Thursday, March 27, 2008

Talking to Your Readers

Next to actually having a good day of writing, what could be better than getting to talk to your readers or potential readers. So that makes last night, my first time of book reading, signing and selling at the Westwood Library a fully great experience.

Even when you say you're not nervous, the prospect of being alone in a room when you're hoping to read to the public is daunting. It conjures up every memory of a time when you were stood up or ignored starting back with grade school, when your second grade crush walked right by you without a glance.

But life has a way of evening the score sometimes, so there I was watching the room fill up with both strangers and the friends who surprised me by coming. You get to qvell about your characters, hoping people will find them as interesting as you did for so many years of your life. When they sit there, listening, quiet and attentive, then ask intelligent questions, well is there anything better? Not for a writer there isn't.

And when they come up and plunk their moneys down in order to buy a copy, that's just the cherry on the whipped cream on top of the cake. And not fattening either. It's definitely a good day. And it makes the next writing project seem a little bit more validating, as you sweat over the research, the characters that become frozen, the drama that doesn't feel dramatic.
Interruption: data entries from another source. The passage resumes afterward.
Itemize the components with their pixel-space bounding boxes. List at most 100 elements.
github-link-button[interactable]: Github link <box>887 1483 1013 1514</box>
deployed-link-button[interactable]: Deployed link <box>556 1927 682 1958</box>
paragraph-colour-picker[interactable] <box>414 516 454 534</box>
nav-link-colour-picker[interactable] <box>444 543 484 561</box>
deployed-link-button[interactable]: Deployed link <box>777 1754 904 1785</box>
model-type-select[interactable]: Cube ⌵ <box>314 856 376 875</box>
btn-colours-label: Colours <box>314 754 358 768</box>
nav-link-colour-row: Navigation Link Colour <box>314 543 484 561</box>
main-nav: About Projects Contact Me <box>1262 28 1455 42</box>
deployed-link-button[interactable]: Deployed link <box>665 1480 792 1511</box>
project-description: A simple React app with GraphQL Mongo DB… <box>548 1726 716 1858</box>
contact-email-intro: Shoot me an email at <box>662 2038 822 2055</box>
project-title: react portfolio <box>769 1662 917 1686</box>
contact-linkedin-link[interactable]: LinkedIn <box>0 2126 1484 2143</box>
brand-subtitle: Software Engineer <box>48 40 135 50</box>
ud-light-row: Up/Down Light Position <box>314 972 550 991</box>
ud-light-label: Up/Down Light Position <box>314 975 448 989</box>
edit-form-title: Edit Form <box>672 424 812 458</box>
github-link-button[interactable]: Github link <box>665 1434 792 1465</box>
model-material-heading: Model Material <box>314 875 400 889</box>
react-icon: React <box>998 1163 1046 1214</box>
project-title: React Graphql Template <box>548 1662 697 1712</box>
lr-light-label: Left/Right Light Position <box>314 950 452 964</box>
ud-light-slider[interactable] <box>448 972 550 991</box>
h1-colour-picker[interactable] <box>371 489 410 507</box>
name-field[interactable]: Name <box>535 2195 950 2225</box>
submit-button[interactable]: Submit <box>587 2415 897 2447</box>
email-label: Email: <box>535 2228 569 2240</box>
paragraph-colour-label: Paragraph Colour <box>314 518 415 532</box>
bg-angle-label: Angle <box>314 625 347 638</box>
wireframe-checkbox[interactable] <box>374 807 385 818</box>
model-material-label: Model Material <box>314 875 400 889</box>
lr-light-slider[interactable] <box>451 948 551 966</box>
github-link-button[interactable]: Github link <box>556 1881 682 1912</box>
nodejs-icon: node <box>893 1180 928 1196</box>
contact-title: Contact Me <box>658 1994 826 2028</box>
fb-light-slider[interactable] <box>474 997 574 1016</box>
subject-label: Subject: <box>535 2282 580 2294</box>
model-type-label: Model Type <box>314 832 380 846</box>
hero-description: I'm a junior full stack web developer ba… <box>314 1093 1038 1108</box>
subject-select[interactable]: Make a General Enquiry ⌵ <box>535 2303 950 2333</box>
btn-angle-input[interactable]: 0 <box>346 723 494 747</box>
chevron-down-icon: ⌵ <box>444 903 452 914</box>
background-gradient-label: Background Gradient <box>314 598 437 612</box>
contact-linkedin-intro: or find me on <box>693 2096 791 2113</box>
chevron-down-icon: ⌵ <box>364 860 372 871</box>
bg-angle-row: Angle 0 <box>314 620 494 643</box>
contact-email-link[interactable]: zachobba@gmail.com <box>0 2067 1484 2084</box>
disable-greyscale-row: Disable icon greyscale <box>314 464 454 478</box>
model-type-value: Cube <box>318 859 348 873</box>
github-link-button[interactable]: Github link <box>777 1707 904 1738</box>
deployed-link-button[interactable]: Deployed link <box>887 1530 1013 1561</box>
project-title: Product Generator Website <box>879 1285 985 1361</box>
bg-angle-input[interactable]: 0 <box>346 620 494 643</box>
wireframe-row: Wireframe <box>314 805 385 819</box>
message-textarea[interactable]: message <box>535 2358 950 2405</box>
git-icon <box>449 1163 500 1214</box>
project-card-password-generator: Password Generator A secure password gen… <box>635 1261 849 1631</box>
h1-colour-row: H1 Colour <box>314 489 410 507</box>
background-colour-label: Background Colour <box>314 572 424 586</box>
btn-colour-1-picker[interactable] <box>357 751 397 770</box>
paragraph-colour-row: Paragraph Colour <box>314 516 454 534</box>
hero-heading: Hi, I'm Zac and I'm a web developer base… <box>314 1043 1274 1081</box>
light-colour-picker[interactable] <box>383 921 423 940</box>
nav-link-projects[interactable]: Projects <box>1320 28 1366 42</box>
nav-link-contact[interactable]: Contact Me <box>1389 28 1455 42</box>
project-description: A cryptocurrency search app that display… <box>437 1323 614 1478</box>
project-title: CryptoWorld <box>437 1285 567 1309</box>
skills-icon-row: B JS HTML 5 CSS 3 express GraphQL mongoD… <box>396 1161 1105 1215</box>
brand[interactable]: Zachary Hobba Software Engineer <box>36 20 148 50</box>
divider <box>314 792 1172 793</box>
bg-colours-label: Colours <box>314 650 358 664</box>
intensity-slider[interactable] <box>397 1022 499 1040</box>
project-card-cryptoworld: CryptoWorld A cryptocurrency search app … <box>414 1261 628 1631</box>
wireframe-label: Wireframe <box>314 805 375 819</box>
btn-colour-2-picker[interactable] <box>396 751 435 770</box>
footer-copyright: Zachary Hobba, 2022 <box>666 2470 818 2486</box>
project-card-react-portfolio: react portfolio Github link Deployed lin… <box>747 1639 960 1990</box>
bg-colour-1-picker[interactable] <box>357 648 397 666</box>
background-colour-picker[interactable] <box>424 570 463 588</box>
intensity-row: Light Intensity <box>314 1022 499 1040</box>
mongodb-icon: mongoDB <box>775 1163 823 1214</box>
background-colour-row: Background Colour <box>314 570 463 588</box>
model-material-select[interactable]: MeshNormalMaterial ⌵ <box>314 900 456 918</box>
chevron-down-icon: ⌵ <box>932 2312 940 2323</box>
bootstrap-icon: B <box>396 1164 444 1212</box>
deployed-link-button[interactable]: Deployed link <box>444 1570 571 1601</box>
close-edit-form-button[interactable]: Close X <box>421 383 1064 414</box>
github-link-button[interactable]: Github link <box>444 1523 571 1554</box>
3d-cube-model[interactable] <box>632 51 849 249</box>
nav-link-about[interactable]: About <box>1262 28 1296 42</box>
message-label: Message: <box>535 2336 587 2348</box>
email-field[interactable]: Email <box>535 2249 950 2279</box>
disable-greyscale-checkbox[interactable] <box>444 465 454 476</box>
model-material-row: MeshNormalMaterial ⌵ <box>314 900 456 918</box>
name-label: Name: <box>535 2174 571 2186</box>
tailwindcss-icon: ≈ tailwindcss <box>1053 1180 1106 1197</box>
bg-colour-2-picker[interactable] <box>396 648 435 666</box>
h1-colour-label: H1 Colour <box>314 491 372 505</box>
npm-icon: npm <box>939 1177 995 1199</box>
Such is the joys of writing!

Monday, March 10, 2008

Woman Writer On the Stage with Ed Asner, Keith Carradine, Fran Dresher, etc.

No one but could ever say I had a career in the theater, even though I spent several years in New York studying with Herbert Berghof, Bill Hickey, Lee Strasberg, Allan Miller, also appearing in strange little venues, where the director would come back and say, "Tonight we're doing one for ourselves, kids!" That was because there was more of us on stage than in the audience. Still once, someone came up to me at concert at Cooper Union and told me they had enjoyed me in a play I had been in, so you never know.

But anyway, this weekend I had a taste of being on stage again, as I volunteered to help my friend Stephanie with a festival of play-readings she produced (including two of her own) which benefitted the WGA Support Fund helping non-writers who were affected by the strike. I thought it would be just narrating the stage directions in one or two plays, but it turned out to be all six of them, both days, all day starting with rehearsals in the morning. Geez, I forgot how tired you can get just sitting talking. But the plays were fun and serious and poignant and poetic. People who didn't see it and didn't know about it missed a great weekend of theater. How often does a complete unknown get to share the stage with Ed Asner, Keith Carradine, Ralph Waite, Frances Fisher, Melanie Mayron and Fran Drescher. It made me want to write something theatrical, as well as getting back into my novel.

Oh lord, I'm running out of excuses as to why I'm not writing. Discipline, self-discipline, strict daily discipline. It doesn't count if you only think about writing, only if you sit down and write. Janet Fitch always told us it was a muscle which needed to be exercised every day. So I'm off to write. You too, I hope.

Saturday, March 1, 2008

Woman Writer Abroad in the World of Pre-Owned Cars

I'm feeling very pleased with myself today but unfortunately it has nothing to do with writing. I had decided to get a new car, actually a pre-owned one. Notice how no one calls it "used" anymore, it's pre-owned. And for that privilege they charge more. However, as much as I have loved all my Volvos (3), especially the ones that safely crumpled after being hit, I decieded that a Prius, which gets about 45 miles to the gallon, might be the better part of valor, with gas prices surging upwards (thank you President Bush). But buying or even looking at cars is not my thing. First of all I know very little about cars and I always feel that I'm being taken. Bargaining or negotiating is also not my thing because I know I'm being taken.

Still I really think I did okay this time. I knew that Priuses were good, Toyota is good (my first two cars were Toyotas) and I checked out on the internet, what the "pre-owned" ones went for. Then I kept saying no until they came down, agreed to let me test drive the car all weekend, and then the next day agreed to lower the price yet again. I still feel that they must have taken me, because they gave in, but the car drives well and I'm happy, so what the hell. Writers aren't negotiators, they can't do math as Janet Fitch used to say, but with a fully loaded car, 45 miles to the gallon, how miserable should I be!

(Someday I'm going to faint dead away because someone will have actually read my blog and left a comment, even harsh criticism would be welcome. Well, not too harsh).